А происходит это по простой причине. К торговле книгами относятся как к торговле колбасой. То есть как к коммерческому предприятию. Может быть, это и правомочно, коммерческие условия для нашей работы — данность. Но если посмотреть на мировую практику, то мы знаем, что во всем мире маленькие книжные магазины, торгующие интеллектуальной литературой, объявляются объектами культуры. Естественно! Если не будет маленьких магазинов, не смогут работать маленькие издательства. Перестанут небольшим тиражом издаваться книги по философии, потому что большие магазины не будут их брать. Никто не будет их читать, никто даже не узнает, что такая литература существует.

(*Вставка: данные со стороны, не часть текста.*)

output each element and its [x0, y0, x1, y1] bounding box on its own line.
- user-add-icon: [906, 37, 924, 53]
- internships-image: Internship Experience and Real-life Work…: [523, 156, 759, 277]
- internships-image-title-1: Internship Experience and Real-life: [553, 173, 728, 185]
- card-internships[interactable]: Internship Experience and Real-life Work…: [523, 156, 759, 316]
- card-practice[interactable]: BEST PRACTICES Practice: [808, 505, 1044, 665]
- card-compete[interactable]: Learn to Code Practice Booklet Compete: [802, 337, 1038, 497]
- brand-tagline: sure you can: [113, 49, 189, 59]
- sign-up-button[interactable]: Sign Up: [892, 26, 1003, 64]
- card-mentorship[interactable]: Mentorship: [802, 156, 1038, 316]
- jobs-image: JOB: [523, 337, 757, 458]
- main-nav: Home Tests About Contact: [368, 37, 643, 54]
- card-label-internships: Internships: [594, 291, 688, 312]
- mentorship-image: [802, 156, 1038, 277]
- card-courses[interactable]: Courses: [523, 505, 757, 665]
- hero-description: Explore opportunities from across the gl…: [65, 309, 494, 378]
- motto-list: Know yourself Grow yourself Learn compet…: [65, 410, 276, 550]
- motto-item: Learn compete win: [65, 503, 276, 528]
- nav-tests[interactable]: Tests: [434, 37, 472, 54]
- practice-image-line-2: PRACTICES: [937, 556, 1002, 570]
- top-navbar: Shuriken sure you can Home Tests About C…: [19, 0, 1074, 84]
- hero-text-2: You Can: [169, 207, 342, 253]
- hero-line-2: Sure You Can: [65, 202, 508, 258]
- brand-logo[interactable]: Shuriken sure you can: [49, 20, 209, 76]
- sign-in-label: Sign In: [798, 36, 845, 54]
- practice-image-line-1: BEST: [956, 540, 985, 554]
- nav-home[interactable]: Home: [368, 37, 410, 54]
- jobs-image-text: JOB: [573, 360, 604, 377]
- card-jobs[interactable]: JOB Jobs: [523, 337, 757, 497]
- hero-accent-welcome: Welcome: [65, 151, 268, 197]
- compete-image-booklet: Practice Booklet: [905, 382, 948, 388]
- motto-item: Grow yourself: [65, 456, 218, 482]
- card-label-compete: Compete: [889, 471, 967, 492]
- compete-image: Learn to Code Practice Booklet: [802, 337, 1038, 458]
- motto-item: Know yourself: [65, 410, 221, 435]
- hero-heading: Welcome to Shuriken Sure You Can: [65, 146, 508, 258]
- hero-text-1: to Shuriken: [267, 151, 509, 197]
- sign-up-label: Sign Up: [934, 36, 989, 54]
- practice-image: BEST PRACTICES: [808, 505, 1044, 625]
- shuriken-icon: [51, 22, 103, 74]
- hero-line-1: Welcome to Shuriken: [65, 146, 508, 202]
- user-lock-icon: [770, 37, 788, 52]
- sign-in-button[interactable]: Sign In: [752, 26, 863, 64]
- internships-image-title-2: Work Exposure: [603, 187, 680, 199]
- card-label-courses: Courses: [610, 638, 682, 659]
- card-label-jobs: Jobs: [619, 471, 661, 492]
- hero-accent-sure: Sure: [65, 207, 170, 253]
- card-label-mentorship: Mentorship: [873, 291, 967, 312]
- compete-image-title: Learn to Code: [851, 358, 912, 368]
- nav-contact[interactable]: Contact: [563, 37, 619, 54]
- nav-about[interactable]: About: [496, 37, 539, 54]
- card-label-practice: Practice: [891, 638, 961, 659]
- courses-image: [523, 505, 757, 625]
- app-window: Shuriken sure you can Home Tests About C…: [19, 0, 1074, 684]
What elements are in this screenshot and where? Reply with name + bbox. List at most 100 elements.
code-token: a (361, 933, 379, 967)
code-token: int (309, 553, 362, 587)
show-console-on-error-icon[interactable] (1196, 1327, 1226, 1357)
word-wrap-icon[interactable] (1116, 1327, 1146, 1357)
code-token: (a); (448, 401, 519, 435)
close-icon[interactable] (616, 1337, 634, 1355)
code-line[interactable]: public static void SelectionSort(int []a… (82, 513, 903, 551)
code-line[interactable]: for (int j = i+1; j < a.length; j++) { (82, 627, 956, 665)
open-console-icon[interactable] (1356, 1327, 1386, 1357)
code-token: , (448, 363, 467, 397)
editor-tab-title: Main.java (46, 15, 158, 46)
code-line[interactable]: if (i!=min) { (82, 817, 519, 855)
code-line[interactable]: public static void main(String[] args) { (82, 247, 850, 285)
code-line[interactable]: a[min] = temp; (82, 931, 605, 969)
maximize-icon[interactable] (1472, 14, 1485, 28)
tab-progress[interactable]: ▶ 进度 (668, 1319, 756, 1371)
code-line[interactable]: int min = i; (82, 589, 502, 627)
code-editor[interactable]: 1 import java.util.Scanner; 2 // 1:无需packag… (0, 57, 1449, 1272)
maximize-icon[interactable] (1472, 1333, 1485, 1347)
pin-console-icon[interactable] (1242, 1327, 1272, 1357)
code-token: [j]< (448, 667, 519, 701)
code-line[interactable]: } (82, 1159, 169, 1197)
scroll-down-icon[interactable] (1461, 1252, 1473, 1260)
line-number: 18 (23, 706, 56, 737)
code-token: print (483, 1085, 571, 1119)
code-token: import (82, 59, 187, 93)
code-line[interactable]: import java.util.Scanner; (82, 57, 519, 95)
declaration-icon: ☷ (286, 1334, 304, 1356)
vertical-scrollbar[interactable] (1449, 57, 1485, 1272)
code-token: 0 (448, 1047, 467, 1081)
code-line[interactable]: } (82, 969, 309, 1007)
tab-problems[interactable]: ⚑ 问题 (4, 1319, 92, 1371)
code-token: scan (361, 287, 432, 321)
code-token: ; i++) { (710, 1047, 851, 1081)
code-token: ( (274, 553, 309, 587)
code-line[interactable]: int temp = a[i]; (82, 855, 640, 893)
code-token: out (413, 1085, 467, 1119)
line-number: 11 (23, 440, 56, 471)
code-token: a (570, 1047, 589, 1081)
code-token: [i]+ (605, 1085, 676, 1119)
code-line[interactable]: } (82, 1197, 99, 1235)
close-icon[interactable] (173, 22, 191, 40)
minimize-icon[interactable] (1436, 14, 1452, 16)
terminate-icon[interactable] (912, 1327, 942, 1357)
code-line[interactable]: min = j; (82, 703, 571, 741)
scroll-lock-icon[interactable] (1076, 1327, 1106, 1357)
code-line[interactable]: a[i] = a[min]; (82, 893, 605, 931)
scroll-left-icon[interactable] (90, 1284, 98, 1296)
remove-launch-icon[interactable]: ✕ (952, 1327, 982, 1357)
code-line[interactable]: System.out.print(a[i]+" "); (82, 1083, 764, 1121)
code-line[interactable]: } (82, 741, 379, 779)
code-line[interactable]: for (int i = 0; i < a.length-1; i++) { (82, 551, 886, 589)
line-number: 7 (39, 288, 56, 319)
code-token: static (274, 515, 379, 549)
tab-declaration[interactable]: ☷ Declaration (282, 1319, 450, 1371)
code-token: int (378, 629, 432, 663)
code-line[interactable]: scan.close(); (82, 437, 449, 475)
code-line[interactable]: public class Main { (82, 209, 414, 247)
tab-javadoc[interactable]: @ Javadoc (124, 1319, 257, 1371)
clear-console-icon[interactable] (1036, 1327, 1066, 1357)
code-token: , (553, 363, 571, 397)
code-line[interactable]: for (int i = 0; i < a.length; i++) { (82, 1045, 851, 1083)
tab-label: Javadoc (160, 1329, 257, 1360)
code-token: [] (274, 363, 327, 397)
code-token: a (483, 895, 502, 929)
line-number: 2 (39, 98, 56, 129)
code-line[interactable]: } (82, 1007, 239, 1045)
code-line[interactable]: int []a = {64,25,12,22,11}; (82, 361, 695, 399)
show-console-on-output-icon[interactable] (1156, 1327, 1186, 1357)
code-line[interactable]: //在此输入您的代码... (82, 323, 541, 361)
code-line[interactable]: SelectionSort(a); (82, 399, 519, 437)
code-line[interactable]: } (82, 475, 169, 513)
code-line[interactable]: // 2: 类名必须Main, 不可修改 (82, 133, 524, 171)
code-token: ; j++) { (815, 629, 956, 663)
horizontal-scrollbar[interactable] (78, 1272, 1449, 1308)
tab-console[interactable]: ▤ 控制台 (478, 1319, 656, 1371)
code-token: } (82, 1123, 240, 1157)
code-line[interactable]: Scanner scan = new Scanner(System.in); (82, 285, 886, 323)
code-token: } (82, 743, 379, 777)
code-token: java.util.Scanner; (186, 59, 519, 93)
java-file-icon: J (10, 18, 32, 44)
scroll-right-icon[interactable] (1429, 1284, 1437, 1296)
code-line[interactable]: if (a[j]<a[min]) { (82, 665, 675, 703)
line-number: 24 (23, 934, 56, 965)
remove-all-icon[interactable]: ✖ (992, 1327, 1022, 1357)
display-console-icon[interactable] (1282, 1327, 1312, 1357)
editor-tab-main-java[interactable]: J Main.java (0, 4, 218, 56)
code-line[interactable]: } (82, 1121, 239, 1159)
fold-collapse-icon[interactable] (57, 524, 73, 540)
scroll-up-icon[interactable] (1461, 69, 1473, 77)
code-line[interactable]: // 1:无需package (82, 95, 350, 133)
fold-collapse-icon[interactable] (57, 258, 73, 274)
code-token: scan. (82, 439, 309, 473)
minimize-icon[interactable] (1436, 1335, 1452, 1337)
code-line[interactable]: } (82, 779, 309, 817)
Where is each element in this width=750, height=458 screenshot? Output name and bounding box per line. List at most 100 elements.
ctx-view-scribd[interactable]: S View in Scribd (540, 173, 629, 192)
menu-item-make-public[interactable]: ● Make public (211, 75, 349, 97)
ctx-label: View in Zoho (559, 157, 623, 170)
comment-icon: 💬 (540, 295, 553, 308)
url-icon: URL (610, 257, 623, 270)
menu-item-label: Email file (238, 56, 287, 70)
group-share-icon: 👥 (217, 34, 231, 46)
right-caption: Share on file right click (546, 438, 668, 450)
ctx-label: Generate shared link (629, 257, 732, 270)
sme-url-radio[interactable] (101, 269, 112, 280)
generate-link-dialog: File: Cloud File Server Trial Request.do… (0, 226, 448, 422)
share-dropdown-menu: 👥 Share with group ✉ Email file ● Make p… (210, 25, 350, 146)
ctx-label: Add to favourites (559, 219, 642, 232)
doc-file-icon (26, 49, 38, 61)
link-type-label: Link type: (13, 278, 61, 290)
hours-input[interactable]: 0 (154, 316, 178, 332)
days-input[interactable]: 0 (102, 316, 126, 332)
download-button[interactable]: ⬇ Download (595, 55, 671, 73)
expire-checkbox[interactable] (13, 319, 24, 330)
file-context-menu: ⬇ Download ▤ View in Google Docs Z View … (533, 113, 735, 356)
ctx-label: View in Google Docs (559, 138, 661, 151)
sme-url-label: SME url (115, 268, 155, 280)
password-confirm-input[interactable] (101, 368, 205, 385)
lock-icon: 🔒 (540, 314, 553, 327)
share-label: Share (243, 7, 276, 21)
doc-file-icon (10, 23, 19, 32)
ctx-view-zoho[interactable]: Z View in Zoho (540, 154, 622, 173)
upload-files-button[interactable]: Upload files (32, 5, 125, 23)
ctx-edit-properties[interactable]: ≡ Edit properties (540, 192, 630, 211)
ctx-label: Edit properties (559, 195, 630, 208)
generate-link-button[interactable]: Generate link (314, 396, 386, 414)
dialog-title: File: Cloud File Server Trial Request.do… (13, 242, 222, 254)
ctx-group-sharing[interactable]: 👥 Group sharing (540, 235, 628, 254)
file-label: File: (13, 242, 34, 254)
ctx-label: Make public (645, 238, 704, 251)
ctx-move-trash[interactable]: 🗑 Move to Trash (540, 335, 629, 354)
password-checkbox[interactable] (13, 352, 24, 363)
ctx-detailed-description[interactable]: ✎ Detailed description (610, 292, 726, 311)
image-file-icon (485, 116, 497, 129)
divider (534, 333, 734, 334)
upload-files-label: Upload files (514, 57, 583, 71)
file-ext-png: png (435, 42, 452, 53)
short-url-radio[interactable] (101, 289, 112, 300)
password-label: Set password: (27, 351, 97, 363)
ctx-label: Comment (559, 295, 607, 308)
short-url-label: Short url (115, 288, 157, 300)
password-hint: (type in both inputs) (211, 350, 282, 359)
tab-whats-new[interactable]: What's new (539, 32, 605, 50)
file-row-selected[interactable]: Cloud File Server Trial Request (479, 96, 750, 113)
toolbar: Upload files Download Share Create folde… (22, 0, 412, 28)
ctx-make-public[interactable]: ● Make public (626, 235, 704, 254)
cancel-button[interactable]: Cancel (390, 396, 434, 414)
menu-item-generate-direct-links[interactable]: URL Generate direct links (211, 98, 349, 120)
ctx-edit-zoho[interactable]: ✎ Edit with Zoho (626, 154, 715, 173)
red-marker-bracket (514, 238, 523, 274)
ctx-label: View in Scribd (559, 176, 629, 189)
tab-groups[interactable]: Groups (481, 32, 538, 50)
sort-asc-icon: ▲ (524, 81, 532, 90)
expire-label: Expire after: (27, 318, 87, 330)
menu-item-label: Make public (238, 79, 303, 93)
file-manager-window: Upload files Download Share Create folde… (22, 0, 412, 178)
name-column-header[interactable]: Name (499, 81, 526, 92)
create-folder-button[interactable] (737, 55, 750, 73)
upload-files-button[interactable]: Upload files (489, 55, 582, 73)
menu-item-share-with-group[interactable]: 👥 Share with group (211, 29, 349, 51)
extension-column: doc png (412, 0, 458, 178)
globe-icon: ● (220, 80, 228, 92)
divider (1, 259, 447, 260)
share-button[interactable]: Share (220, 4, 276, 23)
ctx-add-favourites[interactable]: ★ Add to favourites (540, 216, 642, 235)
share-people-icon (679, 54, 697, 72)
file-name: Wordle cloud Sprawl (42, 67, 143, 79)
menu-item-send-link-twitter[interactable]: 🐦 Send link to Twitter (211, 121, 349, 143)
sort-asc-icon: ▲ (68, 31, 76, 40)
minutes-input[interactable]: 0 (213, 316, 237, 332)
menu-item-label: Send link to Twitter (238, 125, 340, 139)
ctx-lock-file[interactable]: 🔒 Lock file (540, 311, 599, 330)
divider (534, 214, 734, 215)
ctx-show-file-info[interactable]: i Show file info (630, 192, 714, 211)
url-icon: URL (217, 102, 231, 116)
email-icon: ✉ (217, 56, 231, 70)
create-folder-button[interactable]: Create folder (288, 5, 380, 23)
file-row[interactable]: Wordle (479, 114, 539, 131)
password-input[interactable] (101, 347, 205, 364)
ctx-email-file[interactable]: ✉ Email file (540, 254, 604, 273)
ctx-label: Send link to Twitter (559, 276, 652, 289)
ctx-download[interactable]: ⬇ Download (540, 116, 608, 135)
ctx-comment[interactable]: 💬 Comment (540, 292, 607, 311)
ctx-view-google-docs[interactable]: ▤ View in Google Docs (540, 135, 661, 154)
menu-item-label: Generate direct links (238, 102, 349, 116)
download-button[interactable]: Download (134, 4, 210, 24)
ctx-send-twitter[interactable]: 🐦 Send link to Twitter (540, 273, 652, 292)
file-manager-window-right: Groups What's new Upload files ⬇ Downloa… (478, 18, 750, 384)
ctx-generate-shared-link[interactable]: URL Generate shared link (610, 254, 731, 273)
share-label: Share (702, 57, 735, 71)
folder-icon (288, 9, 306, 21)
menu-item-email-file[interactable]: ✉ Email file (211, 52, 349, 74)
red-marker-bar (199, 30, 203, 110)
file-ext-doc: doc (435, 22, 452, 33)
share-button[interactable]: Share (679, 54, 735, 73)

Слава богу, у нас есть люди, которые понимают эту проблему, по крайней мере двое — [глава Роспечати Михаил] Сеславинский и [депутат Мосгордумы Евгений] Бунимович. Но не все в их силах, они никак не могут повлиять, например, на стоимость аренды. Во Франции помещение, занятое книжным магазином, в течение пятидесяти лет защищено законом: ничего, кроме книжного магазина, там находиться не может. Каким бы алчным ни был хозяин — если он выгонит книжный магазин, ему придется найти другой книжный магазин. Это культурная политика страны.

— И какие прогнозы — дадут вам работать?

— Ну, нас как бы и не закрывают. Это очень странная ситуация: вроде какие-то репрессии происходят, но при этом не закрывают. Пока мы работаем.

Конечно, очень трудно, когда изымают жесткие диски, когда постоянно дергают, — мы думали, не закрыться ли, еще в 2005 году, когда к нам забросили бутылки с зажигательным веществом и подожгли магазин. Было 30—40 человек свидетелей, однако уголовное дело очень долго не заводили, оно до сих пор не раскрыто. И мы обсуждали, открываться вновь или не открываться.

Мы были безумно уставшие, вымотанные, в бешеных долгах, но та поддержка от знакомых и незнакомых, которую мы получили, показала, что мы не имеем права сдаваться. Не потому, что мы такие хорошие и бесстрашные, а потому, что мы несем ответственность перед людьми, которые покупают и читают книжки. Мы не можем просто взять и закрыться.